The impact of the now-vindicated ACS study and the updates Pope has published on it has continued to grow.
“Every major EPA rule since 1997 that has attempted to reduce emissions has relied on the American Cancer Society Study as the basis for estimating the numbers of deaths avoided and ultimately the economic benefits of the rule,” explains Dan Greenbaum, president of the Health Effects Institute. “Arden’s work on the ACS study has, more than any other single study on air pollution and health in the last decade, resulted in what will be substantial improvements on public health for many generations to come.”
With the combative regulatory issues behind him, Pope avoided further political tussles. During the widespread media coverage that followed the 2002 publication of Pope’s update to the ACS study, the chief of staff to California Senator Barbara Boxer contacted BYU. The senator, a member of the Committee on Environmental and Public Works, wanted Pope to testify about his findings later in the week. When the invitation was relayed to Pope over the phone, he paused while checking his schedule. “Can’t. My son’s got a soccer game. Have I told you about him? He’s really improved his foot skills this year. . . ”
When talking about Pope the person, rather than Pope the scientist, it seems his fellow air-pollution experts are reading from the same script: “He’s very modest and self-effacing,” Devlin and Dockery say separately—and verbatim.
Bachmann adds, “He doesn’t come off as, we’ll just say, a Harvard type, as a know-it-all, but as a searcher who doesn’t know everything, who wants to learn from everybody.”
And no matter how much he’s pushed, Pope still won’t gloat in seeing his critics proven wrong by so many respected third parties.
“If you didn’t take it personally in the first place, you never feel like there is a need to feel vindicated,” he says.
Ronda prods him: “You do feel good, though, because people just accept now that air pollution does cause disease, and that was a new way of thinking back in the ’80s.”
Indeed they do.

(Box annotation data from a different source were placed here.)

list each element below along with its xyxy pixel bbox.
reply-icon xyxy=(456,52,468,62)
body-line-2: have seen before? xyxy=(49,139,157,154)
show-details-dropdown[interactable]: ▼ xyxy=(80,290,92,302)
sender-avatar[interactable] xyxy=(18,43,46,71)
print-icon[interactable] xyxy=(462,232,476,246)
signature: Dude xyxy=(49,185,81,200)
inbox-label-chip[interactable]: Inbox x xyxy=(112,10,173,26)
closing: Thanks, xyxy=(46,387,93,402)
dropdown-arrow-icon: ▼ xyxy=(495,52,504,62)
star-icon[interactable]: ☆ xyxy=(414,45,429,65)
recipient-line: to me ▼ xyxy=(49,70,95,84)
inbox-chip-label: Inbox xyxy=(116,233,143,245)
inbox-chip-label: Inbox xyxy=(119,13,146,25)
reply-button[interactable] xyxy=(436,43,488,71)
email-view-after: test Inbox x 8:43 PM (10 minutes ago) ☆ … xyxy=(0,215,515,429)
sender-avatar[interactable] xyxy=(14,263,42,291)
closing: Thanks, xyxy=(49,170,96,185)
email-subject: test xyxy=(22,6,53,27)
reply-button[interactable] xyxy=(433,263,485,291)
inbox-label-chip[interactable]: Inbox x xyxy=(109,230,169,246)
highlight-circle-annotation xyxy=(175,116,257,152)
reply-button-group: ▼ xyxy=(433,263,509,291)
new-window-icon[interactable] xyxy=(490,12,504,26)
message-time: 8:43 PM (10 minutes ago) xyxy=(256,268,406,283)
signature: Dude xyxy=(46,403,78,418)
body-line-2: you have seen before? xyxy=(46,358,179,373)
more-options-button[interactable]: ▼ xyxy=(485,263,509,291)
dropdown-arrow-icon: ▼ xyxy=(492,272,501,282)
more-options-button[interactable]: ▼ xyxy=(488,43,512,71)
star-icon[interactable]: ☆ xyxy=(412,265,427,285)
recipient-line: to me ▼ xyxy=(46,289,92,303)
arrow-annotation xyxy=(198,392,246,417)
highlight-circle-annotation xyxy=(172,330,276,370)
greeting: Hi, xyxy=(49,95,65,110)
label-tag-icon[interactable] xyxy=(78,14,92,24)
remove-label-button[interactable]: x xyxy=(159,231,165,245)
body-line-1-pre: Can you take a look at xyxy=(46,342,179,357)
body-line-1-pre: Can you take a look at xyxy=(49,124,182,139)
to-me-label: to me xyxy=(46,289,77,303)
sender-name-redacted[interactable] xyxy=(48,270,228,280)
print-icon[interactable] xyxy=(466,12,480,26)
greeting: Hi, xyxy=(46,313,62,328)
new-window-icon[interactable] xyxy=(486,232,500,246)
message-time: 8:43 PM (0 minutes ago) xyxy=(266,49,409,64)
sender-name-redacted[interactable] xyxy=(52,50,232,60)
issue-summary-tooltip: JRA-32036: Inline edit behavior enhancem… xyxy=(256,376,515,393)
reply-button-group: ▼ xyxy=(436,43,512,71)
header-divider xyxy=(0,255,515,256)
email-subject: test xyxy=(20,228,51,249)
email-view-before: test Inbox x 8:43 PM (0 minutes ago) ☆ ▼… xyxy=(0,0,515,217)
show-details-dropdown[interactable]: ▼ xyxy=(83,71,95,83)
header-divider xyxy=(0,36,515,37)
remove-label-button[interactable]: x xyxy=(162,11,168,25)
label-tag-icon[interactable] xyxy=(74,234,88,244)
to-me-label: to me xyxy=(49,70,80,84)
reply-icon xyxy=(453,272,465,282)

Five years ago, at the meetings of the International Society for Environmental Epidemiology near Munich, Pope had just finished giving a speech. As he was walking past researchers displaying the results of their studies on easels, someone tapped him on the shoulder, addressed him by name, and started talking to him. Pope thought the person looked vaguely familiar. It was epidemiologist Steven Lamm.
“We visited politely,” Pope recalls. “Of course I didn’t say ‘I told you so’ or anything. There is no reason to say that. We had a very pleasant conversation. He showed me a poster that he had there. I looked at it. Then I left.”
Michael Smart is a media relations manager for BYU University Communications.